Ascoltati questa mattina in aula i tre medici legali incaricati dalla Procura di eseguire gli esami sui corpi di quattro operai dell'Isochimica. I consulenti, attraverso una relazione dettagliata, hanno confermato che le morti potrebbero essere ricondotte all'inalazione prolungata all'amianto. L'udienza, che si è conclusa intorno alle 14, è stata celebrata nell'aula bunker di Napoli, di fronte ai giudici Sonia Matarazzo, Gennaro Lezzi e Pierpaolo Calabrese.

Oltre ai consulenti medici è stata ascoltata una dirigente di Ferrovie dello Stato, che ha parlato dei contratti stipulati fra Elio Graziano e l'azienda. L'imprenditore mercoglianese avrebbe ricevuto, in più trance, una cifra vicina a settanta miliardi di lire.

Nella scorsa udienza erano stati ascoltati due ex lavoratori, Di Grezia e Petrozziello, che avevano raccontato della loro esperienza lavorativa all'interno dell'Isochimica. I testimoni avevano descritto come l'amianto cadesse, dai silos nei camion, senza alcuna protezione. E di come alcuni mezzi avrebbero lasciato lo stabilimento privi di coperture, facendo disperdere la polvere velenosa nell’aria. Inoltre un teste aveva fatto riferimento a dei sacchi con l'amianto sotterrati in una buca nei pressi di un capannone. All'interno dello spazio antistante l'azienda.

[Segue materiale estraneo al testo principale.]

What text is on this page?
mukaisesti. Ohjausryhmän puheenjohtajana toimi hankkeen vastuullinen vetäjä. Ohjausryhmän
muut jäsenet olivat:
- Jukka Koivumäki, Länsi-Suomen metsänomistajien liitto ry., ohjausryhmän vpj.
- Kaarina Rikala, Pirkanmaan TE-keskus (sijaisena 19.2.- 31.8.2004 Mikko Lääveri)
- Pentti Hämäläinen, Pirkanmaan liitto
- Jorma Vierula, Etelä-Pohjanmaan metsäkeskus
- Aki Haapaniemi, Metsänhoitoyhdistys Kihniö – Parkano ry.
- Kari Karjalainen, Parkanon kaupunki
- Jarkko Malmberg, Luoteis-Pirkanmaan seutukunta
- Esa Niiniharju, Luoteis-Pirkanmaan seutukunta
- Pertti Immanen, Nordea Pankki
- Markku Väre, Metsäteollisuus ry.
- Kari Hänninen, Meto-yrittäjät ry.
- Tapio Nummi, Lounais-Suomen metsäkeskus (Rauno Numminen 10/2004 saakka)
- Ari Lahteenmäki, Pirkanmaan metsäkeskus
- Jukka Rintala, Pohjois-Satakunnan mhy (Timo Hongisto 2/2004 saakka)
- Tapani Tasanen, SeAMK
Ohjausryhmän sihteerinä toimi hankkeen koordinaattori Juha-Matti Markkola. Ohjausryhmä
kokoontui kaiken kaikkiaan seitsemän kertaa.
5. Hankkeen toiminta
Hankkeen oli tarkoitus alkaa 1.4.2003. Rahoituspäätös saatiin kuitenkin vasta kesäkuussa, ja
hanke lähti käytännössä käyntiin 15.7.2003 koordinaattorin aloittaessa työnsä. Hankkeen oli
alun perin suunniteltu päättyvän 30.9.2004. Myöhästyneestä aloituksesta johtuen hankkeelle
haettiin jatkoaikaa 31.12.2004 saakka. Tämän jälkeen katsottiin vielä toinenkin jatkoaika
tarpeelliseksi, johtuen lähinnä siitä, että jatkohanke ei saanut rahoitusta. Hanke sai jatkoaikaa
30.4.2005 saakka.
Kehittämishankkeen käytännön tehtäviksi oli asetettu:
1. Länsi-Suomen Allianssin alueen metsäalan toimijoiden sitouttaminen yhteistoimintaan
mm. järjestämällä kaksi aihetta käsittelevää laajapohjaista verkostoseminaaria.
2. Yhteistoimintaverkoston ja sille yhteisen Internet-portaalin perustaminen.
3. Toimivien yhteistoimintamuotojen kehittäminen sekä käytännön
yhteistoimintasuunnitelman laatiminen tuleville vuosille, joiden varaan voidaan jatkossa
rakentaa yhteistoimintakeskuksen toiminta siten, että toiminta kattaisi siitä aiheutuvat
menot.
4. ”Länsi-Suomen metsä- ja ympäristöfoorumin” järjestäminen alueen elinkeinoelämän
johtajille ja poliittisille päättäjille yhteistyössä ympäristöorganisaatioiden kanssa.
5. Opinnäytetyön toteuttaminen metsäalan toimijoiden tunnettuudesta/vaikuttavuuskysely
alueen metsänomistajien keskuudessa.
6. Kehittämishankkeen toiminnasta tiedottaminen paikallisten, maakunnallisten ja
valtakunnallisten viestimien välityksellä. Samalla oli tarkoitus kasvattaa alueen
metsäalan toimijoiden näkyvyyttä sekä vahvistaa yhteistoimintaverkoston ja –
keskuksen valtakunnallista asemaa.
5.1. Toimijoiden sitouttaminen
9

Ventisette gli imputati accusati a vario titolo di omicidio colposo plurimo, disastro ambientale, omissione in atti d'ufficio.

Si torna in aula il prossimo 15 dicembre quando saranno escussi cinque testimoni. E sarà lasciato spazio alla difesa sostenuta, fra gli altri, da Nello Pizza e Generoso Pagliarulo.